Palm falls for second session due to stronger Ringgit, but still posts monthly gains
The Malaysian palm futures market ended the month in a positive mood, but on Monday it declined, the second session in a row of losses. A stronger ringgit dampened the mood, and traders were cautious, as palm oil continues to be valued at a premium compared to other oils.
At the close, the benchmark palm oil contract on Bursa Derivatives Exchange for December delivery was down 53 Ringgit (1.31%) to 3,998 Ringgit ($970.15) per metric ton.
The contract gained 0.53% for September despite losing 3.71% over the last two sessions.
Paramalingam Supramaniam is a director of Selangor brokerage Pelindung Bestari. He said that palm prices are too high in comparison to other oils. They need to lower their prices to be competitive on the market.
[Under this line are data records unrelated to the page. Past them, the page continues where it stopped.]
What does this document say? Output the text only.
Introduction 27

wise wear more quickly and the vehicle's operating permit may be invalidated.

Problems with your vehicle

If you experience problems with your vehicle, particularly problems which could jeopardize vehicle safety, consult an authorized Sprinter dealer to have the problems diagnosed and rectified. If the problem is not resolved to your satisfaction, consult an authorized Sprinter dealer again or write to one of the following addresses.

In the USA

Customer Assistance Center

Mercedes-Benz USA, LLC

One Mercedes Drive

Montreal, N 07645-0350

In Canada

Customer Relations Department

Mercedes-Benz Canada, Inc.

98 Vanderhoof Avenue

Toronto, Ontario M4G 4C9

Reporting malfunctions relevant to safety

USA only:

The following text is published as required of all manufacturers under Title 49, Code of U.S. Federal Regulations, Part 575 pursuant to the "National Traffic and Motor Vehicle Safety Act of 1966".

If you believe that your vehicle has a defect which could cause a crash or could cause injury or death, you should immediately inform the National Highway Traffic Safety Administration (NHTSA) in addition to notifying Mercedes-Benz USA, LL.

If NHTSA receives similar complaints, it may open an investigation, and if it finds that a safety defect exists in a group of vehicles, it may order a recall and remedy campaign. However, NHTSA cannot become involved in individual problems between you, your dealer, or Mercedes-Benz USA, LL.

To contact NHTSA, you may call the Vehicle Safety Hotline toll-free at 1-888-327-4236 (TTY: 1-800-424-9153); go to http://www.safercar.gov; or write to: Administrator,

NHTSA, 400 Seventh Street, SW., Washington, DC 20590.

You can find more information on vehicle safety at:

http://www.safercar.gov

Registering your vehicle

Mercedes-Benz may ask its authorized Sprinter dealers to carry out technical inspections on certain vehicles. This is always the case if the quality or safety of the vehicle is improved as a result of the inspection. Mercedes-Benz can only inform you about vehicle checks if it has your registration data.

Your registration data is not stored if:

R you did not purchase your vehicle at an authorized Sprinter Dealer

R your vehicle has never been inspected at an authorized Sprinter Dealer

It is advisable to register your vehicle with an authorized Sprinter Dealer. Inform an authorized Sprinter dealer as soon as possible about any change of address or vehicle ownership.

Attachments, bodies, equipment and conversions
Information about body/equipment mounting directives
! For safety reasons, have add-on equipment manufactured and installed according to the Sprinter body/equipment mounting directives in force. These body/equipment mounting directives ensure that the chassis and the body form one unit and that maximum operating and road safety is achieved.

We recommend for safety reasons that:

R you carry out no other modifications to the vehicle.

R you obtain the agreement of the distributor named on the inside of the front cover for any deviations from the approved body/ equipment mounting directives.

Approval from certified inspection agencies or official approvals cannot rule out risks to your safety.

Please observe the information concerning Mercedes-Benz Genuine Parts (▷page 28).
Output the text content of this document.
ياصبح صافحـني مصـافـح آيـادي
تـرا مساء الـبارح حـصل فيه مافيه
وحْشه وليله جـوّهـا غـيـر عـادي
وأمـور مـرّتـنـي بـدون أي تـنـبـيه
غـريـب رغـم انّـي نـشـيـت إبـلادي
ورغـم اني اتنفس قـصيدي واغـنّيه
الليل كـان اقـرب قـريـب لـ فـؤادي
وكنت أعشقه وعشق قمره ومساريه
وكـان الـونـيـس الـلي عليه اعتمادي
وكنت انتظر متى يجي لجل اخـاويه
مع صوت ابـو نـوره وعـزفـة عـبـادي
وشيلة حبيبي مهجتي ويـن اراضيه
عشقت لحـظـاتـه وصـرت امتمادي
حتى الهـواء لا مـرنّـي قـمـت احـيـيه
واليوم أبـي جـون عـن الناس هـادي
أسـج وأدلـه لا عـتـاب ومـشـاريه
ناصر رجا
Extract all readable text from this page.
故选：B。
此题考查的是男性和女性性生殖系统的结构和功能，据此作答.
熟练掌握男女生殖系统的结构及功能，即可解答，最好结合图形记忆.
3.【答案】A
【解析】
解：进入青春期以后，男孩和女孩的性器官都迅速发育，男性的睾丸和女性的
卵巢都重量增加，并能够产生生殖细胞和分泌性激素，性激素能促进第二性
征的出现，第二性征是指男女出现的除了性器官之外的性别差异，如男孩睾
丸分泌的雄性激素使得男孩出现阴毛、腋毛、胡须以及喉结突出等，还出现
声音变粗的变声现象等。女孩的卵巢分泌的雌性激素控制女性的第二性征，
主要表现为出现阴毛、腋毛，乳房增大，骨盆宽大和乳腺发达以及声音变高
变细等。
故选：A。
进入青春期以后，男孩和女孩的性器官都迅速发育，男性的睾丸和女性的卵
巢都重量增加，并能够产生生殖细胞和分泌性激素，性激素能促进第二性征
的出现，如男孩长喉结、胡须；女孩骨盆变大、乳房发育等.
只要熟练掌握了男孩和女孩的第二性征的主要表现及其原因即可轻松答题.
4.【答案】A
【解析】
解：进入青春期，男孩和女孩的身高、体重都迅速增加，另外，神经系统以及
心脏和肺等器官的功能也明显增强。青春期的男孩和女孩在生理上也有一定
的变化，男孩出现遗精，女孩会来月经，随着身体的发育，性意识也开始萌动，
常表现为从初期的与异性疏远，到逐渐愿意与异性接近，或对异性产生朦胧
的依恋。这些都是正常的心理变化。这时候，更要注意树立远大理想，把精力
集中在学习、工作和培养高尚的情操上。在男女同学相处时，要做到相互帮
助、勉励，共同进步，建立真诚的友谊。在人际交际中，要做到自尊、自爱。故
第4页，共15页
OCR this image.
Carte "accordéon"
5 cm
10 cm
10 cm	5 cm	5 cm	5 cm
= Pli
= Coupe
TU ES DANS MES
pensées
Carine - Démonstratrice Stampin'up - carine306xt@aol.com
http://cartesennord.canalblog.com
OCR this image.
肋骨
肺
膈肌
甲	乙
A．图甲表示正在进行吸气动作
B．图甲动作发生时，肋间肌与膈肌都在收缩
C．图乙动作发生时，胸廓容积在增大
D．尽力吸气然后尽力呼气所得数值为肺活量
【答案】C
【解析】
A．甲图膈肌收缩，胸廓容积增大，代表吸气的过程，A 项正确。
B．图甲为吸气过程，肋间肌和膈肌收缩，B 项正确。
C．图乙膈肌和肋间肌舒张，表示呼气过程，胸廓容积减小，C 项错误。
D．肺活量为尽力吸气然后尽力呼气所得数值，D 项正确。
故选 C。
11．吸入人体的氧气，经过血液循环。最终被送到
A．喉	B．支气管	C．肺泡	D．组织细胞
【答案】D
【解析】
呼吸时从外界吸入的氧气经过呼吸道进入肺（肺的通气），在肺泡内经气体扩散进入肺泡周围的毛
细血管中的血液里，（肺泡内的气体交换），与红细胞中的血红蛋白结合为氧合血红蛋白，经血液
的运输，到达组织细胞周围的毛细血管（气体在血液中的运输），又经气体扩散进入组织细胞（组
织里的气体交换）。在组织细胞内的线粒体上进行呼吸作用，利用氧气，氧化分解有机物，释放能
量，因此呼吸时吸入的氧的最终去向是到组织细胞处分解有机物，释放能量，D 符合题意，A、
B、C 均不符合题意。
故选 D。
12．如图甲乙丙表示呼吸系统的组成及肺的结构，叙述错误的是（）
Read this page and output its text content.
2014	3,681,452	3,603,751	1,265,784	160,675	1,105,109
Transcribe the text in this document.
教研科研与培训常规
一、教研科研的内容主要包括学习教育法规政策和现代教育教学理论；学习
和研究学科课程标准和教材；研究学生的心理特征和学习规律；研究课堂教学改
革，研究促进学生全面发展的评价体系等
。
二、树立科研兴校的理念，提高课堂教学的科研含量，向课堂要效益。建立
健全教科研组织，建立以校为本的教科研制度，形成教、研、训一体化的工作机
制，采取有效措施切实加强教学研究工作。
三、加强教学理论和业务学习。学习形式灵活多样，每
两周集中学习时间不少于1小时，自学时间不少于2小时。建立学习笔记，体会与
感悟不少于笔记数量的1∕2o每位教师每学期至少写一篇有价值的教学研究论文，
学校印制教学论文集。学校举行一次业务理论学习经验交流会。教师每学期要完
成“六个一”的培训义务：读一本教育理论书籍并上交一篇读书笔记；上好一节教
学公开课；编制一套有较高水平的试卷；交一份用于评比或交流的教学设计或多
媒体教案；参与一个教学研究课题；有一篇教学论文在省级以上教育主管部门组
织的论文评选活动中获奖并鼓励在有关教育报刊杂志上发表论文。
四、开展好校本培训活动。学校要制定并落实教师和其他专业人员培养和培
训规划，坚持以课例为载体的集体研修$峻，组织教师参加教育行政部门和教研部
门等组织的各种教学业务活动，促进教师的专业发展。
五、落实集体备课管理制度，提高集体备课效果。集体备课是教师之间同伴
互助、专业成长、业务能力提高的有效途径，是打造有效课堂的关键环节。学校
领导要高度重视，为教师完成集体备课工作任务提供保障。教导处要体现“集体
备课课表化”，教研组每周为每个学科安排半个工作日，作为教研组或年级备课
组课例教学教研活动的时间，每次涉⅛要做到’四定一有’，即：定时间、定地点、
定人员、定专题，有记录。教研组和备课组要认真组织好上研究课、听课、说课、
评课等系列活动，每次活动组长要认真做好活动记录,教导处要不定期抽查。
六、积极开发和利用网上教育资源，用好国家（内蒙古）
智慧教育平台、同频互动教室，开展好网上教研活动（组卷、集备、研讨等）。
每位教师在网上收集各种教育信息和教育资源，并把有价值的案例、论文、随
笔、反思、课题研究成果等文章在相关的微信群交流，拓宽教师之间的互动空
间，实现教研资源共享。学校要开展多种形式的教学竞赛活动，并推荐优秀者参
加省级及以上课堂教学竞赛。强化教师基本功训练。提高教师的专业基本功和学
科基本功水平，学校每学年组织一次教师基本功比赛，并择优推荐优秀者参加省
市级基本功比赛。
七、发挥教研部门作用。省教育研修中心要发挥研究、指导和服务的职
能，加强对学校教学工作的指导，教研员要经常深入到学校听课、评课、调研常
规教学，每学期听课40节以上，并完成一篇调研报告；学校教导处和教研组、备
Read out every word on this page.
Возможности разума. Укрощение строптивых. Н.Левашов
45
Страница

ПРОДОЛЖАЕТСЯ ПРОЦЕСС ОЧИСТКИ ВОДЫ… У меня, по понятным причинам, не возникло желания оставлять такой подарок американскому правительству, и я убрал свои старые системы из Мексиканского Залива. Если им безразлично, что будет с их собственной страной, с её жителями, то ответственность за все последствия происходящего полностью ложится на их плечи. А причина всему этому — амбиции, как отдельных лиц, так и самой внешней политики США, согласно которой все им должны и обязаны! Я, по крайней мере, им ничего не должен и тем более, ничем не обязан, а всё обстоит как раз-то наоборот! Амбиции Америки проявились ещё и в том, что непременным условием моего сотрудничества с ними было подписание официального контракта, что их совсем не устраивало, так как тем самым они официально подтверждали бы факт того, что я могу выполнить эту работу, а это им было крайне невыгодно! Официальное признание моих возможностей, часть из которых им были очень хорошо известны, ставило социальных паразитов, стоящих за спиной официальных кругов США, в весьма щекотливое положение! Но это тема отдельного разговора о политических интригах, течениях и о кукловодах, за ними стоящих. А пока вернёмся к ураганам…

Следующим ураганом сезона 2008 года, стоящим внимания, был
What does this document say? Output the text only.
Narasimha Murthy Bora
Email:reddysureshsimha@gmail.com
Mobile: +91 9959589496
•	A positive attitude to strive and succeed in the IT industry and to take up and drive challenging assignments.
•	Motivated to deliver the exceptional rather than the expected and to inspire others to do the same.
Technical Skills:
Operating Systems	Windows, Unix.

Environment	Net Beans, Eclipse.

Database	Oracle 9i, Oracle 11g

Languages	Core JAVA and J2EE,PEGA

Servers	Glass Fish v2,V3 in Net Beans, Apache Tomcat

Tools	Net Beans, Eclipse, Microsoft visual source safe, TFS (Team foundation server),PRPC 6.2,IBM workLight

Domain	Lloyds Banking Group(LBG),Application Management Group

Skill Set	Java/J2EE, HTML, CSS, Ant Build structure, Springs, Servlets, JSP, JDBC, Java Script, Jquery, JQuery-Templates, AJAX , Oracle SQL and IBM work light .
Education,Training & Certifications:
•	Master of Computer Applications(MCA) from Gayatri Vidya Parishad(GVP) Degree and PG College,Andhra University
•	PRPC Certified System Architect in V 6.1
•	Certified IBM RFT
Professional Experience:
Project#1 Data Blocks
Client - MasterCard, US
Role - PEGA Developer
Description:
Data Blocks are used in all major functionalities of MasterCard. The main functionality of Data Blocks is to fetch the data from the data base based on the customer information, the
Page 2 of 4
He said that "Palm oil prices are rising and investors are waiting for lower prices because rival oils are experiencing price changes as well."
Prices are being pushed down by a stronger Dalian Commodity Exchange, as well as the closure of DCE for the holiday season.
From Oct. 1-7, the DCE will be closed during China's Golden Week holidays.
The palm ringgit's currency has strengthened by 0.02% against U.S. dollars, increasing the price of the commodity for buyers who hold foreign currencies.
Dalian's palm oil contract, which is the most active contract, fell 0.3% while soyoil prices dropped 0.02%. Chicago Board of Trade soyoil prices fell by 0.09%.
As they compete to gain a share in the global vegetable oil market, palm oil monitors prices of competing edible oils.